Translated from the French. It ought not to be expected to find here a particular Explication, such as should undraw the Curtains which are spread over the philosophick Enigma, for to show the Truth quite naked; for if that were [done], there would remain nothing more to be done but to burn all the Writings of the Philosophers: The Wise would not have any more Advantage over the Ignorant; the one an the other would be equally skilled in this wonderful Art.

It ought therefore to be thought sufficient to see in this Figure, as in Looking-Glass, the Abridgement of the whole secret Philosophy, which is contained in this little Book, in which all the Parts of this Emblem are explained as clear as it is permitted to be done.

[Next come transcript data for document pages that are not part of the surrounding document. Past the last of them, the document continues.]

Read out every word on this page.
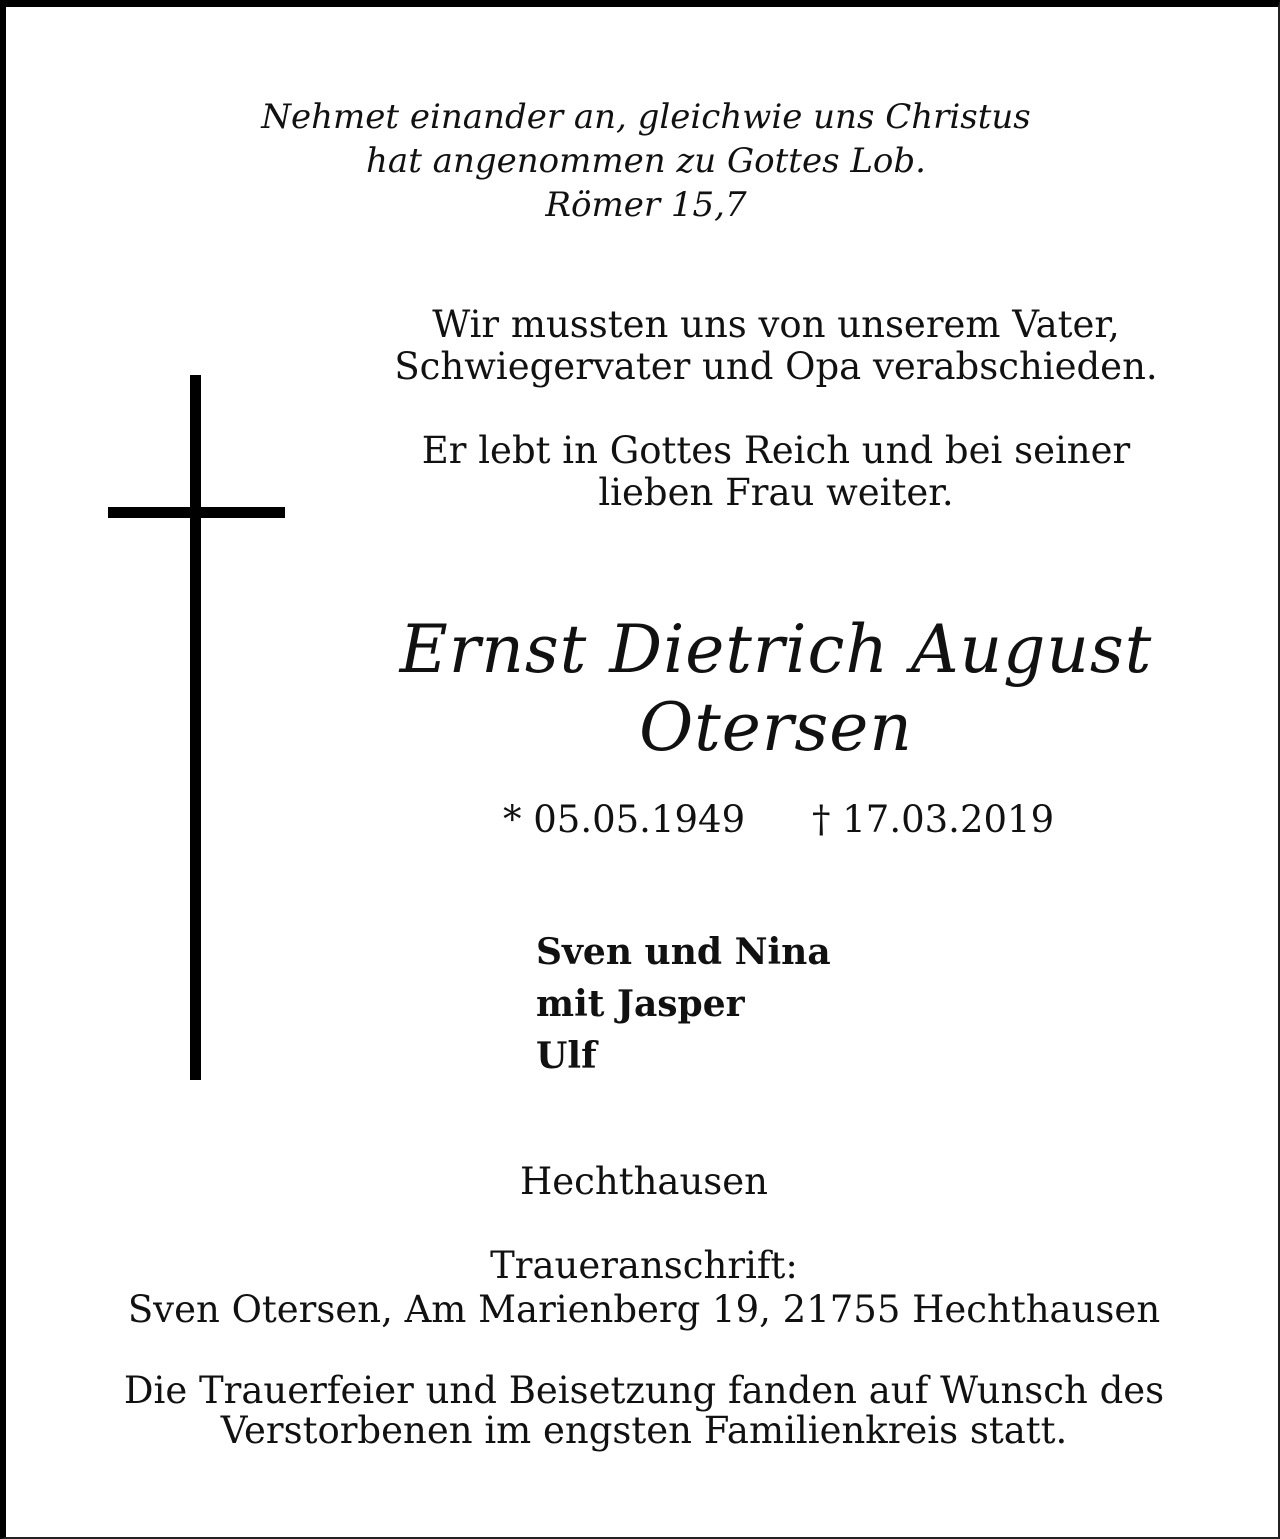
Nehmet einander an, gleichwie uns Christus
hat angenommen zu Gottes Lob.
Römer 15,7
Wir mussten uns von unserem Vater,
Schwiegervater und Opa verabschieden.
Er lebt in Gottes Reich und bei seiner
lieben Frau weiter.
Ernst Dietrich August
Otersen
* 05.05.1949	† 17.03.2019
Sven und Nina
mit Jasper
Ulf
Hechthausen
Traueranschrift:
Sven Otersen, Am Marienberg 19, 21755 Hechthausen
Die Trauerfeier und Beisetzung fanden auf Wunsch des
Verstorbenen im engsten Familienkreis statt.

Those that are initiated in the Philosophick Mysteries, will easily and presently comprehend the Sense which is hid under this Figure. But these who have not these Lights, must here consider in general a mutual Correspondence betwixt the Heavens and the Earth, by Means of the Sun an Moon, who are like the secret Ties of this Philosophical Union.

They will see in the Practice of the Work, who parabolical Rivulets, who confounding [or mixing] themselves secretly together, give Birth to the mysterious Triangular Stone, which is the Foundation of the Art.

They will see a secret and natural Fire, of which the Spirit penetrating the Stone, sublimes it in Vapours, who condense themselves in the Vessel.

They will see what Efficacy the sublimed Stone receives of the Sun and Moon, who are its Father and Mother, of whom it inherits presently its first Crown of Perfection.

They will see in the Continuation of the Practice [or in the Progress of the Work,] that the Art gives to this Divine Liquor a double Crown of Perfection, by the Conversion of Elements, and by the Extraction and the Depuration of the Principles, by which it becomes to be that mysterious Rod of Mercury, which operates such surprising Metamorphosings.

They will see that this same Mercury, as a Phoenix, who takes a new Birth in the Fire, arrives by the Magistery to the last Perfection of the fixed Sulphur of the Philosophers, which gives it a foreign Power over the three Genders of Nature; of which the three-fold Crown (upon which is set for this Purpose the Hieroglyphic Figure of the World) is the most material Character.